Campaigners were jubilant, even more so when Mr Stonex, who lives in Timbersbrook with his family, decided to buy the premises and reopen the pub.
The Coach has been completely refurbished inside and now Mr Stonex, who owns Carlisle-based handcrafted bags firm Chapman Bags, is looking forward to welcoming customers back to their beloved local tomorrow.
It will be for drinks only to begin with, followed by a full food menu in the coming weeks.
Ahead of the Coach’s reopening Mr Stonex told the Chronicle: “We are finally in a position to open on Friday at 3pm and could not be more excited. We have hired a fantastic management team, Curtis Fleming and Josh Stephens, who will be running the pub day to day, and we are already confident that they will make a success of it.

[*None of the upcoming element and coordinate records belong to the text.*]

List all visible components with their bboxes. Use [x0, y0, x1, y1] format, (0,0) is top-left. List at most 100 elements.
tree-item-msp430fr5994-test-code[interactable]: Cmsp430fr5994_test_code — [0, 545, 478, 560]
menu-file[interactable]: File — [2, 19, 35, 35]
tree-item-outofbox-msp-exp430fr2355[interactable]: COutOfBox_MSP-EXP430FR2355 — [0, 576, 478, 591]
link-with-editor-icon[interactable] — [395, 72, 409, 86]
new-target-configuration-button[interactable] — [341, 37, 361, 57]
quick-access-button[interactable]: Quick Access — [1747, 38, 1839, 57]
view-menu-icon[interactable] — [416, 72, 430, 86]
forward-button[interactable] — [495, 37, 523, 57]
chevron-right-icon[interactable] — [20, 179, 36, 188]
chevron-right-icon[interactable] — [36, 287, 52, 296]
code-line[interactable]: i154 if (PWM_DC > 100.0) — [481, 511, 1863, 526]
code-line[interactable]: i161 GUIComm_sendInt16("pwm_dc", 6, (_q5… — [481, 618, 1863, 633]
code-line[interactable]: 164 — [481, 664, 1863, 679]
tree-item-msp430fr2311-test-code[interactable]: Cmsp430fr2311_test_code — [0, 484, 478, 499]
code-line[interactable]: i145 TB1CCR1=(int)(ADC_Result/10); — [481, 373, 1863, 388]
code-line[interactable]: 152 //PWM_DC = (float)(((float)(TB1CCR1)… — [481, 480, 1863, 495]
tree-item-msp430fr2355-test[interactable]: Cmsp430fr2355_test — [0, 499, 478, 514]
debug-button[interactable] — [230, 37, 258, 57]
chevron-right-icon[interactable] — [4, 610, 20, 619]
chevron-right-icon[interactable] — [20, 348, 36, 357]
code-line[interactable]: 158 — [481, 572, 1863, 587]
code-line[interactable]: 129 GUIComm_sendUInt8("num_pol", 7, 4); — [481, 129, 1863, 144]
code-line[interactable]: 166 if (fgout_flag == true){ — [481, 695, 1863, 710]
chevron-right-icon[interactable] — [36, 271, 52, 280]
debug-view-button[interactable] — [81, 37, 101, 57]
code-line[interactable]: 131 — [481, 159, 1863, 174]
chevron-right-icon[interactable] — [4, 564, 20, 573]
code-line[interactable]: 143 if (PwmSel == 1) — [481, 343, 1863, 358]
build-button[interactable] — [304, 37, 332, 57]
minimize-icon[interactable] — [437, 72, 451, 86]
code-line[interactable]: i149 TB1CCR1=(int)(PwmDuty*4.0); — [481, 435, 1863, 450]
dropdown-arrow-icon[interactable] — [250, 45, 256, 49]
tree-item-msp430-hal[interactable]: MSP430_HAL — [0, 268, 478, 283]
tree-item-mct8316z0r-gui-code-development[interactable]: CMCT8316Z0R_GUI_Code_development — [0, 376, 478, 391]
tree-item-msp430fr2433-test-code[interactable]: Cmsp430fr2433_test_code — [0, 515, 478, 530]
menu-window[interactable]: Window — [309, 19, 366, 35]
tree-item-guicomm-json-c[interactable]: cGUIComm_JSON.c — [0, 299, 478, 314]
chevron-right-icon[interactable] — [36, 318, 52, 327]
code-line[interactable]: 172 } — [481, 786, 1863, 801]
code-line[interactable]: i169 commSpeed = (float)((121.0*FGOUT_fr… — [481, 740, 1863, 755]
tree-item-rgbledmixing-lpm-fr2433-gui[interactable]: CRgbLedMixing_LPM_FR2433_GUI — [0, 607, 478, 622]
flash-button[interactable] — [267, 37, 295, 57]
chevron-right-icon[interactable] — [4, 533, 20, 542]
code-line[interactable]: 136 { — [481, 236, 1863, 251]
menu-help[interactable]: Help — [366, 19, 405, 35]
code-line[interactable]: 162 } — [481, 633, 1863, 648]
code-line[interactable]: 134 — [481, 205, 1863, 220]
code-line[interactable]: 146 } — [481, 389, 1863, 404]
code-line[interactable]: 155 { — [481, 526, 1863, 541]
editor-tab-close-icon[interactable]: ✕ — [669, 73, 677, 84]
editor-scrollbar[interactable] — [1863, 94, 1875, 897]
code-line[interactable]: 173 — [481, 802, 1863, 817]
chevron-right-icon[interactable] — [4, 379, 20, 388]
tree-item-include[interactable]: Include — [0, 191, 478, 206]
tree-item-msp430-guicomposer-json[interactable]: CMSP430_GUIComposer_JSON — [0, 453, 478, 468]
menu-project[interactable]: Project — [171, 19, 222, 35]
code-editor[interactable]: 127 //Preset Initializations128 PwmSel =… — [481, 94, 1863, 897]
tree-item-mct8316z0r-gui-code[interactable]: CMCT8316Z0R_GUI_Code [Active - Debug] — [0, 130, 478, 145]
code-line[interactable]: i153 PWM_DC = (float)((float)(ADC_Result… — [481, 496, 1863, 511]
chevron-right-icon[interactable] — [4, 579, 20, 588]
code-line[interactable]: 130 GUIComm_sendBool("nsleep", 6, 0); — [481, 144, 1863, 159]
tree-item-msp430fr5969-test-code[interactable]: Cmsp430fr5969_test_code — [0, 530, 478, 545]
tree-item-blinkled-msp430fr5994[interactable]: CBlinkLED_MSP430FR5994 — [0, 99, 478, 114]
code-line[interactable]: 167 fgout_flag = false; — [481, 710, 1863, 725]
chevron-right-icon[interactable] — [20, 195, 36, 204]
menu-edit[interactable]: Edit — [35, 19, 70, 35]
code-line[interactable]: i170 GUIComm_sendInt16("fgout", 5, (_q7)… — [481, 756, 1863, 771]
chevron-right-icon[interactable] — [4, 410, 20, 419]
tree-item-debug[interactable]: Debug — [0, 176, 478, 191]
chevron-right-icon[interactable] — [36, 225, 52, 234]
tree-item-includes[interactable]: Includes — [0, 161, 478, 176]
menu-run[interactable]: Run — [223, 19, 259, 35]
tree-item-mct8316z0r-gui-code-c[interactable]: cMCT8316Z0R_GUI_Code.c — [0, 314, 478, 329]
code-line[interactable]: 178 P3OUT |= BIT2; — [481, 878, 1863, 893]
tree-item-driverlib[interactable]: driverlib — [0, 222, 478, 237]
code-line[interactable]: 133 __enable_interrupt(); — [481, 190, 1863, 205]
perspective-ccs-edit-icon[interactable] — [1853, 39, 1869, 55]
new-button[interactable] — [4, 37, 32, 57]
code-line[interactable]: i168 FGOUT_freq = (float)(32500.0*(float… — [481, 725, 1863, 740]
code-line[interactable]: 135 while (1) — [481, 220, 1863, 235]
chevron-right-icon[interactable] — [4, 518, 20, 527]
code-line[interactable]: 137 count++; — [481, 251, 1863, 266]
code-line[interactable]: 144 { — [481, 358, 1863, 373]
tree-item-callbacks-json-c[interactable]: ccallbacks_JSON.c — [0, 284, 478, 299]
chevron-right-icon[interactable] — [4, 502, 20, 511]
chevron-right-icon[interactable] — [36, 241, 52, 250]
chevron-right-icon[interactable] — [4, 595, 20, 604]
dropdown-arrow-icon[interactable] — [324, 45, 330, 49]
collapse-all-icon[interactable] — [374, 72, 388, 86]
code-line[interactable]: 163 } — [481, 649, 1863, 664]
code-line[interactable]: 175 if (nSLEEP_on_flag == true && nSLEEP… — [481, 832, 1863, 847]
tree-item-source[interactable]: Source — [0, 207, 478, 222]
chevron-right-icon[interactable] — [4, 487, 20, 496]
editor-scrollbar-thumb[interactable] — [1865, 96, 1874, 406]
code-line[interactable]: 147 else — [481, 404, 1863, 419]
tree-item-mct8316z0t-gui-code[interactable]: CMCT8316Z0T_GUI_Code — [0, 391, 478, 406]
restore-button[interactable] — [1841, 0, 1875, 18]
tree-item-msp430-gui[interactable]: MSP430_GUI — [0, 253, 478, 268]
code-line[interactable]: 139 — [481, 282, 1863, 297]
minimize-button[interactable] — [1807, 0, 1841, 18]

“Curtis is front of house management and Josh is a fantastic chef who will be serving up some great pub classics.”
He also mentioned those that have worked on the pub’s refurbishment and the campaigners who fought to save the pub.
“We would like to thank the fantastic local builders A&S Long who have turned it around in record time and with no stress at all,” Mr Stonex said.
“We also need to thank all those who worked hard to stop the building being developed into residential property and helped to place the ACV on it. There are too many to mention them all.”
He said the pub would “aim to focus on quality rather than quantity, serving local ales and lagers paired with locally sourced food” adding: “We want to create a friendly atmosphere and for everyone to feel welcome whether they are just popping in for a pint or taking the family out for a meal.”
One of the Coach’s regulars Belinda Long, who lives nearby, said: “We are all absolutely thrilled that the Coach is reopening. It has been a huge community effort and so many people have done so much.
“Loads of people have been asking when it is reopening, people have already been knocking on the door!
“It will not only be welcomed by locals and the Coach’s old regulars, but it will do well out of passing walkers and cyclists. We understand there’s going to be more tables outside so customers can enjoy the amazing view.”
Jane Lancaster, whose great grandparents ran the pub in the 1850s and whose family still farm the surrounding land, said: “Everybody will be really pleased to see the Coach open again, so many people have been asking about it.
“The situation with rising energy prices is difficult for pubs but I think people will want to go and support the Coach and make sure it stays open because there was such a big campaign to save it.”
Although it is optimistic moment and a new era for the Coach, Mr Stonex did refer to impact of the cost of living crisis on the hospitality industry.
He said: “While the rising prices of energy and transport will affect us, we are confident that we can offer fair prices to our customers by keeping our offering concise and by working very closely with local suppliers.
“We will never compromise on quality to save a few pennies. A few logs on the fire won’t hurt either.”